Caos / No. 222

Trepanar el fragmento




I

La estridencia se ahoga, rebota contra el cráneo y vuelve con claqueteos interminables. La habitación está en silencio, no se escuchan los ladridos del perro vecino: eso refuerza el eco interior.

Ni siquiera están los grillos rozando sus patas, como si supieran que son los dueños de la noche vacía. ¿Es su ausencia culpable del aturdimiento?

Todo el orden que deseo está ahí afuera, en las hojas que mecen las corrientes irregulares, en la falta de automóviles y gritos de niños. Cuando el silencio se intensifica, un estruendo febril estalla en la falta de mi voz.

Solamente hay letras revueltas que no forman una sola palabra, imágenes agolpadas y borrosas que flotan como los colores de una esfera eléctrica; cada vez que me llevo las manos a las sienes, dan toques tornasoles en los pensamientos.

Tirado en la cama, una inercia me empuja en una montaña rusa, mi carrito va hacia atrás, y así se repite como si la caída nunca llegara. Un abismo al que no logro descender me sigue arrastrando con deseo tenaz. Algo me corroe como la bilis que clama expulsarse.

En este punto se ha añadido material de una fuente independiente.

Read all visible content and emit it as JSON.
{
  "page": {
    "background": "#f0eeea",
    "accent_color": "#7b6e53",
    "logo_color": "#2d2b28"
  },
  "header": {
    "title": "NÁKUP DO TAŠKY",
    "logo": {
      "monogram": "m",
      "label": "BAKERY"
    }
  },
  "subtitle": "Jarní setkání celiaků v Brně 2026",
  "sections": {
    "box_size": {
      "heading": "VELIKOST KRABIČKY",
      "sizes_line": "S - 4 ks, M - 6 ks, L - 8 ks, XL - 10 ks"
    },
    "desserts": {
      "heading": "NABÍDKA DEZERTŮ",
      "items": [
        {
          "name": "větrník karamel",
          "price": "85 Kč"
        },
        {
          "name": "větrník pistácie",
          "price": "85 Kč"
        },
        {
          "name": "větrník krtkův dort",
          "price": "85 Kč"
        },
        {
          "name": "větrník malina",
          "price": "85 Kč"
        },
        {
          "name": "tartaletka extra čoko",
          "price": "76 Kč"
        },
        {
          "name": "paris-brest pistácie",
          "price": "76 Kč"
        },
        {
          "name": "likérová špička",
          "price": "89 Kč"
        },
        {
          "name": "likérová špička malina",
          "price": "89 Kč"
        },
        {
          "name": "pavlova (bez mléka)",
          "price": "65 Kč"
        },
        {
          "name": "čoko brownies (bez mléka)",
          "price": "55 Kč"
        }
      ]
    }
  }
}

El perro vecino lanza un ladrido, un grillo roza sus patas. Una calma fugaz me arropa por segundos.



II

Raskólnikov, el protagonista de Crimen y castigo, lucha contra sí mismo por una culpa que lo acompaña durante toda la novela. Nadie más sabe que cometió un crimen, pero él, inmerso en un caos mental, piensa que todo lo que sucede alrededor es parte de la persecución por el asesinato de su casera.

El orden, la serenidad que todos parecen tener, es demasiado irreal; no cree en esa calma, incrementa su culpa. Es, como en la infancia, un regaño que sabemos próximo, cuando los padres o los profesores conocen nuestra falta y no se deciden a soltar el castigo. Estamos conscientes de que ellos saben del pecado y eso incrementa la agonía, como el silencio, como la ausencia del canto de los grillos.



III

Quisiera destapar por un instante mi cerebro, dejar a un costado la cubierta y ponerme a acomodar las imágenes y las palabras, tal como la señora que abre una caja de galletas metálica y separa los botones por color.



IV

Alguien me contó el argumento de una novela que nunca escribirá. Un chico entra al departamento de policía rasguñándose la piel, dice que las pistas para esclarecer el asesinato están dentro de su cuerpo y grita que debe arrancarse la piel, capa a capa, para que lo descubran.

Quizá él mismo sea el asesino. La persona que me lo narró no dijo más. Tal vez porque la culpa está ahí, porque todos se comportan como si nada sucediera: es el vacío.



V

Estoy frente a unos retazos de huesos amarillentos. Detrás de ellos una masa viscosa, rosácea, palpita. Observo atento, como el niño que desarma un juguete por ocio y pone a un lado las piezas con el propósito de no olvidar su orden.

Es mi rostro: mi habitación se convirtió en una sala de cirugía. La cabeza me dolía, tenue; un piquete en el canino inferior izquierdo también me molestaba un poco. Quizá por eso opté por la intervención quirúrgica.

No tengo un asistente a quien le pueda solicitar un pañuelo para secar mi frente, así que gotea algo de sudor en la masa encefálica. ¿De dónde proviene si estoy en plena operación?

Enjuago con cuidado aquel pedazo de mí para que no afecte nada al volver a su lugar. Como si tuviera entre las manos una pelotita de plástico, de esas que se forman de distintos pedazos, y que si sueltas o aprietas de más, hay que desarmarlas para comenzar de nuevo.

Coloco todo en su lugar. Espero que sea el correcto.

VI

Según la educación básica, el valor de pi es 3.1416, y se puede extender al infinito. Para Darren Aronofsky, pi es el orden del caos. Mejor dicho: para Max Cohen, el protagonista de su ópera prima, es la búsqueda del código total para descubrir el modelo numérico de la bolsa de valores, pues toda la naturaleza puede ser representada mediante números.

Este talentoso matemático sufre de intensos accesos de migraña, los cuales trepanan su cerebro con un sonido agudo e interminable. Ese caos es el interior, su mente, la estridencia de Dios mismo, de 216 dígitos que lo representan. Un aullido sempiterno.



VII

Aquel sonido ineluctable, pero en mi cabeza, se puede traducir como un beat constante, acelerado, de música dance —el reggaeton sin éxito de los años noventa—. Una tardeada con la pastilla subida de revoluciones. El kitsch dando vueltas, pelotas de unicel que se golpean recalcitrantes en la cámara de aire que es mi cerebro. Por un momento, me gustaría que el perro volviese a ladrar.